Who Bathe Inside the Moons
In essays and interviews, Lorca made clear that his allegiance was not to Spain, or even to Granada, but to the Vega, the rich plain to the west of the city where his father farmed, the land nourished by the rivers Darro and Genil that flow down from the Sierra Nevada. “My whole childhood,” he said,
was centred on the village. Shepherds, fields, sky, solitude. Total simplicity. I’m often surprised when people think that the things in my work are daring improvisations of my own, a poet’s audacities. Not at all. They’re authentic details, and seem strange to a lot of people because it’s not often that we approach life in such a simple, straightforward fashion: looking and listening…. I have a huge storehouse of childhood recollections in which I can hear the people speaking. This is poetic memory, and I trust it implicitly.

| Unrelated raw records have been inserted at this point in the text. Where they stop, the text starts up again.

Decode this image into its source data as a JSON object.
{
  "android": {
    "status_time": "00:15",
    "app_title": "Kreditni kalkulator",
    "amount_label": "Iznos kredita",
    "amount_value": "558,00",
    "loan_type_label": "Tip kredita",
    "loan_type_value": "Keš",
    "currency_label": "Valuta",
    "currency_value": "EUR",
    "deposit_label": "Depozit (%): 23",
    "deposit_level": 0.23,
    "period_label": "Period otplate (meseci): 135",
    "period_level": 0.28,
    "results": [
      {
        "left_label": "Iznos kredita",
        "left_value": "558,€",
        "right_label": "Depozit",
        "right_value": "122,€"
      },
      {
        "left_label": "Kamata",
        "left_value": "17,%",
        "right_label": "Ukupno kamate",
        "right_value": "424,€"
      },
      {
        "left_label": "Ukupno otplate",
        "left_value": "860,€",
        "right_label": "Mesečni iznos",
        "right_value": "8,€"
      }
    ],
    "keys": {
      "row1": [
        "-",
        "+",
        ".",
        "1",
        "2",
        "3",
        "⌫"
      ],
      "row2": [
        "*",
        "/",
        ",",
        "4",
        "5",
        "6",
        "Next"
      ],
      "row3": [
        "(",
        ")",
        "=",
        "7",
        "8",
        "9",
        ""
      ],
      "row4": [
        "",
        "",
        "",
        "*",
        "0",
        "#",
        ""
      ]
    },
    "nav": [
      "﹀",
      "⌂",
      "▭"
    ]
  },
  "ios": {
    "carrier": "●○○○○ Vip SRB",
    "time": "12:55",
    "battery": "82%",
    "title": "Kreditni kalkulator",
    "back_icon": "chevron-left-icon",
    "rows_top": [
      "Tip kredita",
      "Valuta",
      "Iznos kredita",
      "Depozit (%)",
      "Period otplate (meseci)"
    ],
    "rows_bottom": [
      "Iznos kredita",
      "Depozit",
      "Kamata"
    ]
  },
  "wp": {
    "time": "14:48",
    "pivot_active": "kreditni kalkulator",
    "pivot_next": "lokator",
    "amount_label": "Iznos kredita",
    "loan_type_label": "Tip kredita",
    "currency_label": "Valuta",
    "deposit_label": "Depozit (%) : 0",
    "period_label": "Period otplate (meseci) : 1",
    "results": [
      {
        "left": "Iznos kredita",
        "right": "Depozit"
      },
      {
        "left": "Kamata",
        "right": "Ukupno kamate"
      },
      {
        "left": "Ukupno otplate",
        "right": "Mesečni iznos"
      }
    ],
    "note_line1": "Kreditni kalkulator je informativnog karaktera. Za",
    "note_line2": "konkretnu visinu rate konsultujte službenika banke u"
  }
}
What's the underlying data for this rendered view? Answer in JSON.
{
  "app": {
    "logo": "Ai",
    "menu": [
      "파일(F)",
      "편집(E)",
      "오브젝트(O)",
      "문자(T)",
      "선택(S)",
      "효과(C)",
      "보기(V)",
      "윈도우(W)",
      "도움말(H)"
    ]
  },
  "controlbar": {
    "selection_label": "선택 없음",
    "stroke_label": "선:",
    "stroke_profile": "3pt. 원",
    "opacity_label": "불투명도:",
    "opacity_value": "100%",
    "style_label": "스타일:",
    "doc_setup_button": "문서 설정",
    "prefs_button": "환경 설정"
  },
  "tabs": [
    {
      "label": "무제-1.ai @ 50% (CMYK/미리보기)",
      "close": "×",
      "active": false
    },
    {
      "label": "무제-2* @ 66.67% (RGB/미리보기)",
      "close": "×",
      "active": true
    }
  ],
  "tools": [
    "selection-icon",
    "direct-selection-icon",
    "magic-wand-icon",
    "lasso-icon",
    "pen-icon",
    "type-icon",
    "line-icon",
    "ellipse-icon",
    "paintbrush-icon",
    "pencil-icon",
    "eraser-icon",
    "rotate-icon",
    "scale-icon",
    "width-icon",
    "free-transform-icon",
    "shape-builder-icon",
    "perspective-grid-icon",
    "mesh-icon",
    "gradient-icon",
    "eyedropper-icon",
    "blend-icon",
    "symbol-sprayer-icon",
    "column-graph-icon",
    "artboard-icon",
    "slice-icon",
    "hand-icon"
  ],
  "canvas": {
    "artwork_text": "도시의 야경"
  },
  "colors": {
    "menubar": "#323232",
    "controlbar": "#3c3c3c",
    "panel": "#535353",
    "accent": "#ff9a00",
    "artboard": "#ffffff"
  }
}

This idea that Lorca’s imagery and poetic voice came from the soil unmediated has echoes of the Irish Literary Renaissance and the efforts of writers such as W.B. Yeats, Augusta Gregory, and J.M. Synge to ally themselves with a native culture that was primitive and powerful, simple and untainted. Unlike the Irish writers, however, Lorca had been brought up in the very places he wished to invoke, using the same language as the people about whom he wrote:
I love the countryside. I feel myself linked to it in all my emotions. My oldest childhood memories have the flavour of the earth. The meadows, the fields, have done wonders for me. The wild animals of the countryside, the livestock, the people living on the land, all these are suggestive in a way that very few people understand…. My very earliest emotional experiences are associated with the land and work on the land.
But like the work of the Irish writers, the poems and plays Lorca wrote came from an imagination that was not itself primitive or nourished only by the soil. It was not “total simplicity.” While his poems used ballad forms or took the shape of folk songs, they also took their bearings from ideas of the unconscious and from Surrealism, from his friendships with Dalí and Buñuel and contemporary poets as much as from the people working on the land and living in the villages, even though images and metaphors he used could have their origins in ordinary local speech.
In an introduction to Lorca’s plays, his brother Francisco showed the relationship between the rich use of metaphor in ordinary speech and his brother’s playing with it in a poem like “The Marked Man,” from his “Gypsy Ballads.” He recalled the family nurse Dolores describing the source of a spring in her picturesque and vivid speech: “‘And imagine, a bull of water rose up.’ I remembered the impression this admirable phrase made on Federico for it appears later, more or less transformed…in these lines:
The heavy water bullocks
charge after the boys
who bathe inside the moons
of their curving horns.”
Lorca here took the idea of a spurt of water, or water coming from the ground, having the power and suddenness and surprise of a bullock’s charge. He played also with the image of the moon’s shape reflected in water as being a curving horn. He was combining bull and water and moon to suggest a sense of elemental danger coming fast, too fast for the imagery to be narrowed down or made too precise, coming as fast as speech or associations in the mind might come.